IPYNB to Python Conversion for VS Code and Spyder Users

If you use VS Code or Spyder as your primary IDE, the # %% cell boundary format is worth knowing. Both editors recognize this comment marker as a cell separator — exactly like a Jupyter cell break.

When you open a .py file with # %% markers in VS Code with the Python and Jupyter extensions installed, you get run buttons on every cell. You can execute sections independently, see output inline, and use the interactive window — all without the .ipynb format.

AsliTools lets you choose this output format directly in the converter: select "VS Code / Spyder (# %%)" under Cell Boundaries before converting.

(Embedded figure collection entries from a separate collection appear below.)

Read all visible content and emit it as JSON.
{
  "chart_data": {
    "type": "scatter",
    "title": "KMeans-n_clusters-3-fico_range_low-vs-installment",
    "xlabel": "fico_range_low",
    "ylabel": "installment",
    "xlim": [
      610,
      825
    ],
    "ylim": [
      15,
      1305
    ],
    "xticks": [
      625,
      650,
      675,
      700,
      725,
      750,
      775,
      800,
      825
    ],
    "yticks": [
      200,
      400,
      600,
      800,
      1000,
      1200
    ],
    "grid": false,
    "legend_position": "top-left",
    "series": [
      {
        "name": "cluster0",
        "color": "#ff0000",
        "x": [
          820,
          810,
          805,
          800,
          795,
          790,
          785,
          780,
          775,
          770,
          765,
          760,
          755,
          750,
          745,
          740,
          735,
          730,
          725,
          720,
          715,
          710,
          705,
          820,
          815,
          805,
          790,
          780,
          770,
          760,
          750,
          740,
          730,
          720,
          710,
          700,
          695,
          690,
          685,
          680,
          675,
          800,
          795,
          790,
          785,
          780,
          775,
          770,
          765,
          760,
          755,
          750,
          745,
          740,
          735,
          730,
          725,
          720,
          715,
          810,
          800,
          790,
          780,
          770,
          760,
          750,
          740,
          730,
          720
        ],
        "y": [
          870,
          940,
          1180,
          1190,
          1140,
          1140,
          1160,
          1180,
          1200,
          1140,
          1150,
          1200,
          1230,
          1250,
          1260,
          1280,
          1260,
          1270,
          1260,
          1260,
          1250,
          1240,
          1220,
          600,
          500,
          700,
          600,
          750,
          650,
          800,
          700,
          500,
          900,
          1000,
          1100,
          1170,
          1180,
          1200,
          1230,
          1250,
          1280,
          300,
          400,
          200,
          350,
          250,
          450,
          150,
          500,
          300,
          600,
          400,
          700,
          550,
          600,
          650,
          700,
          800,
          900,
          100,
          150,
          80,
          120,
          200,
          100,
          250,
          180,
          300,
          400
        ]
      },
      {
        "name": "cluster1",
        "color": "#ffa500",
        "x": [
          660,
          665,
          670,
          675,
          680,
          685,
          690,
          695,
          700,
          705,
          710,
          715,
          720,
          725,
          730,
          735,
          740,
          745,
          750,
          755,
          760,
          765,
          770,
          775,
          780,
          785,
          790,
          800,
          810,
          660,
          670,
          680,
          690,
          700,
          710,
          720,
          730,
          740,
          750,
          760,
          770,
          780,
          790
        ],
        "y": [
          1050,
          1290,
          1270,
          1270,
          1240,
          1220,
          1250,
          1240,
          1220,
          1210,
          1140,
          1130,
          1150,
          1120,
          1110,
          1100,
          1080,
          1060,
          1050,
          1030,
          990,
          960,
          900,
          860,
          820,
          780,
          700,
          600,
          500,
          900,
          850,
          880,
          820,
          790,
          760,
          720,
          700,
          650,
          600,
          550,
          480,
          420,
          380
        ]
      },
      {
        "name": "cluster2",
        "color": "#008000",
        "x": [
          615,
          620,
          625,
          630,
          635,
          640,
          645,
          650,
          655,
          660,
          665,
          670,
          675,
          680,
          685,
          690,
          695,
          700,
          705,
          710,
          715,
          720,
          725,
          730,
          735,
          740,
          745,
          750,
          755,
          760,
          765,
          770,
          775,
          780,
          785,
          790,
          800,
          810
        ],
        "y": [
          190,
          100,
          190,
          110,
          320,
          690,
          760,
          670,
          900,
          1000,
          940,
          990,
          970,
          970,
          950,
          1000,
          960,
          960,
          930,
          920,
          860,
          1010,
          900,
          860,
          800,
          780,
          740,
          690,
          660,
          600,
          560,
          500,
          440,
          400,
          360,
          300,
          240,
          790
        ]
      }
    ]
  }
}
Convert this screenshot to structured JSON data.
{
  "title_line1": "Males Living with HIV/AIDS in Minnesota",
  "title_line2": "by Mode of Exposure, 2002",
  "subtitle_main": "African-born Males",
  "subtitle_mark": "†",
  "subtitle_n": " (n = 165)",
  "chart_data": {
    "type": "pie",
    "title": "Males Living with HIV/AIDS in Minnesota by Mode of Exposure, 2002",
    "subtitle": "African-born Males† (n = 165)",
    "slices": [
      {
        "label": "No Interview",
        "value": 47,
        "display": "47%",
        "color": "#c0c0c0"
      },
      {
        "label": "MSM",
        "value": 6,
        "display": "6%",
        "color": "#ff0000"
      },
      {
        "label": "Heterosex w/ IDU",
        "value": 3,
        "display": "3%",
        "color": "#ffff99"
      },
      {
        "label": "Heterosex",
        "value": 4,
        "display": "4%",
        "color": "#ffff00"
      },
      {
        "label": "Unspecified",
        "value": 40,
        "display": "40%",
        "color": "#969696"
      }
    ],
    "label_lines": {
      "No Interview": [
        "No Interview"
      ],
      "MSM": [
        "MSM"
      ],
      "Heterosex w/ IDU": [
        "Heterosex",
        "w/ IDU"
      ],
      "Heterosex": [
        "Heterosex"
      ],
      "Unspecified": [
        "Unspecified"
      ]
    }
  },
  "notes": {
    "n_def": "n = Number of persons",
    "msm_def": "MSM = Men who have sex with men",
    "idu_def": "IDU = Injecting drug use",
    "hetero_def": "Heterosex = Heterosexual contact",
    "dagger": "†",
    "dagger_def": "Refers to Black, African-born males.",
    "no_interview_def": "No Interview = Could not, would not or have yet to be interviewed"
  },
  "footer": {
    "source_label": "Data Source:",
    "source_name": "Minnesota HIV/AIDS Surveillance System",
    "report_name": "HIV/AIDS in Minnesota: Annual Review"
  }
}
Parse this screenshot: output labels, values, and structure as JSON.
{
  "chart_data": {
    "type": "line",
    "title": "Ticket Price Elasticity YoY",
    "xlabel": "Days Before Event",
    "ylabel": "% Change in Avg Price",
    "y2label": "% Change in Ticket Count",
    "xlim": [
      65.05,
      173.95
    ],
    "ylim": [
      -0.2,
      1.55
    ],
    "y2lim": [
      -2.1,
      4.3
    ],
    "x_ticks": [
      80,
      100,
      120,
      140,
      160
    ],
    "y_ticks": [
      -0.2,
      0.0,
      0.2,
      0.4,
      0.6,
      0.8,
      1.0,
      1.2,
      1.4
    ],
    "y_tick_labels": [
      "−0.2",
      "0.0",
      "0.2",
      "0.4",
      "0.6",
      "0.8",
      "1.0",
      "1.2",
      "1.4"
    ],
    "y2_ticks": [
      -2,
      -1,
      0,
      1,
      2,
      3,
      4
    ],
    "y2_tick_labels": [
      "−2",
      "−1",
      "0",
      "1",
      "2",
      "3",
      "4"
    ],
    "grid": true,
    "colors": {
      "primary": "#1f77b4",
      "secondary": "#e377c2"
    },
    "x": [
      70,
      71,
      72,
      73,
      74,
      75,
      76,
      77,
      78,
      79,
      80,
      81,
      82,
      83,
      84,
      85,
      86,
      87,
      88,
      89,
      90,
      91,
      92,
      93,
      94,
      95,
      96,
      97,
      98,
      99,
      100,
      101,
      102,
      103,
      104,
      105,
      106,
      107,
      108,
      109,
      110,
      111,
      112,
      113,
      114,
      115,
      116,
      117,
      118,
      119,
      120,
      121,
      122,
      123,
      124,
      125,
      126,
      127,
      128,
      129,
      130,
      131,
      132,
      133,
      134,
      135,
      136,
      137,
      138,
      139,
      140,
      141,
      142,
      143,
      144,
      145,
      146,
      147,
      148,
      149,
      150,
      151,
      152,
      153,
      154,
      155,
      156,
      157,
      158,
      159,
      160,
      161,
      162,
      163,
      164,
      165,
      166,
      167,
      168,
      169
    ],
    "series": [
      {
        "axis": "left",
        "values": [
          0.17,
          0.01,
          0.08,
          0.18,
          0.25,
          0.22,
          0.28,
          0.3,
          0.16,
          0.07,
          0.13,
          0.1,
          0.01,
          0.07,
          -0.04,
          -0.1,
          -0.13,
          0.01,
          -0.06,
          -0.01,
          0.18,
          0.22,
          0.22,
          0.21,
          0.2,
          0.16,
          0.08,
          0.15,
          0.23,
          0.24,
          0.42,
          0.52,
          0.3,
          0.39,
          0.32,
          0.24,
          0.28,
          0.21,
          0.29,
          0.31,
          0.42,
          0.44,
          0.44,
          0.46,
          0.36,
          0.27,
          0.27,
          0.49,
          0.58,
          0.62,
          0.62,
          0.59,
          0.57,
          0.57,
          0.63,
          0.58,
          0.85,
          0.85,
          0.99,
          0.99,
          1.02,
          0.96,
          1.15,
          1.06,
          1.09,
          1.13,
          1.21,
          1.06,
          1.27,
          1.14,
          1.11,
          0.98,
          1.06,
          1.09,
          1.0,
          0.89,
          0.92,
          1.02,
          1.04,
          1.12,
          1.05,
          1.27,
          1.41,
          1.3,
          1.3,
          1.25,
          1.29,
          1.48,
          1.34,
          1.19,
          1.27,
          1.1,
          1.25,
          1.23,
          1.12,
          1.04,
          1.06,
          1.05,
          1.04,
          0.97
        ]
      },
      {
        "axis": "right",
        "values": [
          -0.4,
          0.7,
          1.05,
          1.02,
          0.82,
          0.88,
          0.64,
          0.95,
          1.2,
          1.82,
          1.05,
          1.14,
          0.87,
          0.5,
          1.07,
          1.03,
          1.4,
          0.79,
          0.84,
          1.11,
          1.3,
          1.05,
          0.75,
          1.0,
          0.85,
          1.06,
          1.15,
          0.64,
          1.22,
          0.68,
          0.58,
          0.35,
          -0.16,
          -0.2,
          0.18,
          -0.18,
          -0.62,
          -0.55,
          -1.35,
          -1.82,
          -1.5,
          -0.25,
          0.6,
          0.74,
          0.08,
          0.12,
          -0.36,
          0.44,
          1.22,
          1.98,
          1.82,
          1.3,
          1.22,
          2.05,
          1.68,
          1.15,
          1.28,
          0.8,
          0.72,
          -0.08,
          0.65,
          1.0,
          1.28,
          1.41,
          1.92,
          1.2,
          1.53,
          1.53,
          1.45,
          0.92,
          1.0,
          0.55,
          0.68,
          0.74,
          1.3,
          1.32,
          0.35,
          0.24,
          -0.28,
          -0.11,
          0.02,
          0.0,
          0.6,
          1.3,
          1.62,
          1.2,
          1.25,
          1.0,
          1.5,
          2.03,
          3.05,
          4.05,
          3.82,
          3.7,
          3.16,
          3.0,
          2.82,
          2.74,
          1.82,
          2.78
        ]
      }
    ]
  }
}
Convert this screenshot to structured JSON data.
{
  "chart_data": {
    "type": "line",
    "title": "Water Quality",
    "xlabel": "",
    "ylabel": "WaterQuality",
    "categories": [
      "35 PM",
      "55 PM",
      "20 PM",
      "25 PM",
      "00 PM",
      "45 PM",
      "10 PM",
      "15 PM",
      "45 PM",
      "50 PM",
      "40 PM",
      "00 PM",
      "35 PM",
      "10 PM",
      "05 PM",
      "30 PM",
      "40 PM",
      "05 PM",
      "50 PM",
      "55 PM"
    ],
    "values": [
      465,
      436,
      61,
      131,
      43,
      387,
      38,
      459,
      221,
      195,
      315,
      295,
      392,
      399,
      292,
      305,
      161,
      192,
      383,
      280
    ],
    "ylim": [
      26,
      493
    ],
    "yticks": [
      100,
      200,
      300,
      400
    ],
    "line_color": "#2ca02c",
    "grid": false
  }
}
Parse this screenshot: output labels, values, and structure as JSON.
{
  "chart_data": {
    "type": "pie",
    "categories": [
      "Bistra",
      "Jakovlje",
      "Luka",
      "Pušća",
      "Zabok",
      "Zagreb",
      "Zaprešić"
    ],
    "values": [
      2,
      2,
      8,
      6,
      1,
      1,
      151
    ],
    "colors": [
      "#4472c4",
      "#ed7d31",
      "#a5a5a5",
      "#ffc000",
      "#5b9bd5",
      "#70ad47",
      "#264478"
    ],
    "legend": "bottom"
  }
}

The exported .py file will have # %% dividers between each cell, making it immediately usable in either IDE with no manual editing.

Should You Clean Up the Script After Conversion?

Yes — for anything beyond personal use.

A freshly converted notebook script usually has a few rough edges:

  • Cell markers (# In[1]:) if you used basic nbconvert without --no-prompt
  • Magic command wrappers (get_ipython() calls)
  • Hardcoded file paths that only work on your machine
  • Print statements and exploratory code that do not belong in production logic

For a production script or one going into a shared repository, it is worth spending fifteen to thirty minutes on cleanup: remove the markers, fix the magic commands, and extract repeated logic into functions. The conversion gives you the raw material — the cleanup turns it into maintainable code.

For a quick one-time use, the raw output works fine as-is.

Other Tools You Might Need

If you work with Jupyter notebooks regularly, these tools on AsliTools pair well with the IPYNB to Python converter:

  • IPYNB to PDF — export a notebook as a readable PDF report, outputs included
  • IPYNB to HTML — shareable HTML version of your notebook with all cell outputs rendered
  • IPYNB to Word — export notebook content as an editable Word document
  • TXT to PDF — convert plain text files to PDF quickly

Summary

Converting a Jupyter notebook to a Python script takes under a minute with the right method. Use the AsliTools IPYNB to Python tool if you want browser-based conversion with format options — no Jupyter install needed, no file uploads. Use nbconvert on the command line if you want batch processing or pipeline automation. Use VS Code's export if you already live in that editor.

Whichever method you pick, expect to spend a few minutes cleaning up magic commands and hardcoded paths before you use the script in production. The notebook gets you to a working first draft. The cleanup turns it into something your team can actually ship.

Convert IPYNB to Python free →


Related tools on Asli Tools: IPYNB to PDF, IPYNB to HTML, IPYNB to Word, TXT to PDF, TXT to Word, and IPYNB to JSON.

Frequently asked questions about converting IPYNB to Python

Does the conversion keep my markdown notes?

Yes. Markdown cells from your notebook become # comment blocks in the Python script. Your documentation stays with the code.

Will charts and visualizations carry over?

The code that generates them does. The rendered output (the actual image) does not — it only exists at runtime. When you run the script, matplotlib, seaborn, or whatever library you use will generate the charts again.

Can I convert multiple notebooks at once?

Yes. The nbconvert command line handles batch conversion with *.ipynb. The AsliTools converter accepts up to 20 files per batch.

Is the online converter safe for private code?

The AsliTools converter processes files in your browser. Nothing gets uploaded to a server — the conversion runs client-side.

What is the difference between --to script and --to python in nbconvert?

They produce the same output. --to script is the current preferred syntax; --to python works in older versions of nbconvert.

Can I convert an IPYNB file without installing Jupyter?

Yes — use the free online converter at AsliTools. It requires no installation at all.

What happens to Jupyter magic commands after conversion?

Magic commands like %matplotlib inline are wrapped in get_ipython() calls. Search for get_ipython in the exported script and replace or remove those lines before running the file outside Jupyter.

What is the VS Code / Spyder cell boundary format?

The # %% marker tells VS Code and Spyder to treat each section as a separate cell. You can run them one at a time in the interactive window, just like a Jupyter notebook.